3 (Defined Process)	There is a defined formal change management process in place, including categorisation, prioritisation, emergency procedures, change authorisation and release management, but compliance is not enforced. The defined process is not always seen as suitable or practical and, as a result, workarounds take place and processes are bypassed. Errors are likely to occur and unauthorised changes will occasionally occur. The analysis of the impact of IT changes on business operations is becoming formalised, to support planned rollouts of new applications and technologies.
4 (Managed and Measurable)	The change management process is well developed and consistently followed for all changes and management is confident that there are no exceptions. The process is efficient and effective, but relies on considerable manual procedures and controls to ensure that quality is achieved.
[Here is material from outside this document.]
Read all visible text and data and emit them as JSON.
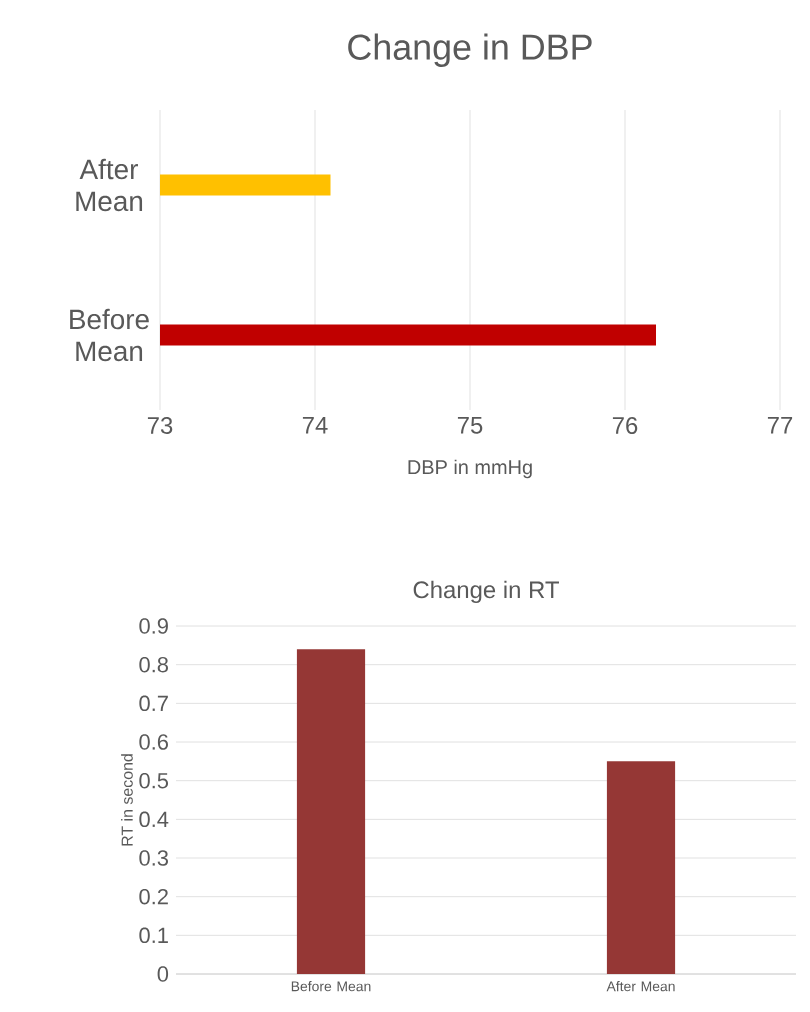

All changes are subject to thorough planning and impact assessment to minimise the likelihood of post-production problems. An approval process for changes is in place. Change management documentation is current and correct, with changes formally tracked. Configuration documentation is generally accurate. IT change management planning and implementation is becoming more integrated with changes in the business processes, to ensure that training, organisational changes and business continuity issues are addressed. There is increased co-ordination between IT change management and business process re-design.
5 Optimized	The change management process is regularly reviewed and updated to keep in line with best practices. Configuration information is computer based and provides version control. Software distribution is automated and remote monitoring capabilities are available. Configuration and release management and tracking of changes is sophisticated and includes tools to detect unauthorised and unlicensed software. IT change management is integrated with business change management to ensure that IT is an enabler in increasing productivity and creating new business opportunities for the organisation.